Bentley observes that airing in a post-Roe world may provoke even more emotional audience views about Beth and Jamie’s damaged relationship, but he also notices another political link.

“More than his politics, John running for office sort of mirrors what’s happening now in the sense that there are a lot of people who don’t believe in government or democracy that are running on selfish, self-promoting reasons,” says Bentley of the self-serving motivations behind John’s governorship.

“John just wanted to be governor for his own personal gain, not for the people. And there are a lot of people running like that who don’t believe in government or democracy, who are just trying to get what they want, despite the opinion of the people.”

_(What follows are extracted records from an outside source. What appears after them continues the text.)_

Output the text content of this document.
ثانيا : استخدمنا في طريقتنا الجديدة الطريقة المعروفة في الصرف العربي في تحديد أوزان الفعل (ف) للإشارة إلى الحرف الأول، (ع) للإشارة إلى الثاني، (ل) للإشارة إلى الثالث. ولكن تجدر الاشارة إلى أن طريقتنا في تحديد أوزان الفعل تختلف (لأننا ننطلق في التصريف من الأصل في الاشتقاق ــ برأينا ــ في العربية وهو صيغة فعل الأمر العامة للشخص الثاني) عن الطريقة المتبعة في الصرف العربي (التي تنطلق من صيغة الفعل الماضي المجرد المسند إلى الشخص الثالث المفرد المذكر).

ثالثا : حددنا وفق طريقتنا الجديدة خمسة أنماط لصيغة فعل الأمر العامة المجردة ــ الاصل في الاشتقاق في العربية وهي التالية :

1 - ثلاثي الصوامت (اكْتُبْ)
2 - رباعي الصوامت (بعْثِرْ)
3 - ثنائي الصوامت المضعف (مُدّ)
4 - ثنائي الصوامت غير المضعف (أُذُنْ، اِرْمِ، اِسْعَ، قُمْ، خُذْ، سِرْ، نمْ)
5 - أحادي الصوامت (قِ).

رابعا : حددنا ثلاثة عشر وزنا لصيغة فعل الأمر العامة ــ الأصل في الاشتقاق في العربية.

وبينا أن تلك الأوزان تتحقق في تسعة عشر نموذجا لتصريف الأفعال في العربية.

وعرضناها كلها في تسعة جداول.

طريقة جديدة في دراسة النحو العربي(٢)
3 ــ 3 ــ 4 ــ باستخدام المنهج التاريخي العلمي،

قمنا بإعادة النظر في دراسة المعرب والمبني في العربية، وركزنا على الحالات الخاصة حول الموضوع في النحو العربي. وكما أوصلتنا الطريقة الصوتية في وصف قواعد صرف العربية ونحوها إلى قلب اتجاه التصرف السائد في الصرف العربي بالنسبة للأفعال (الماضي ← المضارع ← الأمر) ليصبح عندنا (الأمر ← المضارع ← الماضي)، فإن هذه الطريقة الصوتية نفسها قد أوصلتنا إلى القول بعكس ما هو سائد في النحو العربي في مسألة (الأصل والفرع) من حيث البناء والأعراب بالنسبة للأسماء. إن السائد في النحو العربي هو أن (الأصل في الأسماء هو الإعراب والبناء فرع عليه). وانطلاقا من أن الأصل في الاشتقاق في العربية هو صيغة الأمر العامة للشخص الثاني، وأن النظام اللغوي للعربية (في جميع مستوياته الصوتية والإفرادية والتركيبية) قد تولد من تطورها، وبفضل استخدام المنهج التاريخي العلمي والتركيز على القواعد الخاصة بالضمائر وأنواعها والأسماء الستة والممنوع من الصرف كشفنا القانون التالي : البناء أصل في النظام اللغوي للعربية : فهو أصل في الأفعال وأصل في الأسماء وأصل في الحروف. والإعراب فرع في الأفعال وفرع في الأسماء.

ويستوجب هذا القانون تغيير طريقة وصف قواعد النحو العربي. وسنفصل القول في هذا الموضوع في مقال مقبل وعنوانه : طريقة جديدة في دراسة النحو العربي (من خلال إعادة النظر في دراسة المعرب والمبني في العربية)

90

For the time being, Jamie is striving to be the voice of logic and discourage John and Beth from making actions that he believes would cost them the family cattle ranch, such as taking on the coastal elites and any powerful billionaire developer scouting in Montana.

“He’s the only one who really understands how this works in the modern time. He thinks everyone else is playing a game of cowboy,” says Bentley of the land politics.

“It’s very frustrating for Jamie because he has a stake in this — he wants a piece of Yellowstone as well. We have a lot of new people and new angles that are being attacked at the ranch, and a lot of relationship changes like between me and John and Beth. I think it’s going to bring up a lot of new and different feelings than in the last four seasons.”

And Jamie might not be the only danger. There are indications that the Duttons may face a reckoning: After receiving an alarming vision about the “end of us” in the season four finale, youngest son Kayce lost his unborn boy after his wife Monica was in a car accident at the finish of the premiere.

“It feels like they’re at an inflection point, almost entirely from their own decisions,” says Bentley of what the Duttons will be up against in season five. “It does feel like the world is coming down on them, or at least they’ve run themselves into a corner and they can’t get out of it. And also, not being able to deal with the emotions of all of this has got to be something that’s interesting that they struggle with.”

The Yellowstone series airs on the Paramount Network on Sundays at 8 p.m. ET. This season is not accessible on Paramount+, but you can access previous seasons on Peacock TV.

What are your thoughts on Beth’s exposure to Jamie as the adoptive son and his unreal father, as well as how he mistreated his actual father? Let us know in the comments section below!

Jane Davies

Jane Davies

An entertainment enthusiast located in Austin. She is a tech geek, movie fan, and a dedicated binge-watcher. She is someone who enjoys keeping up with the current events and entertainment gossips.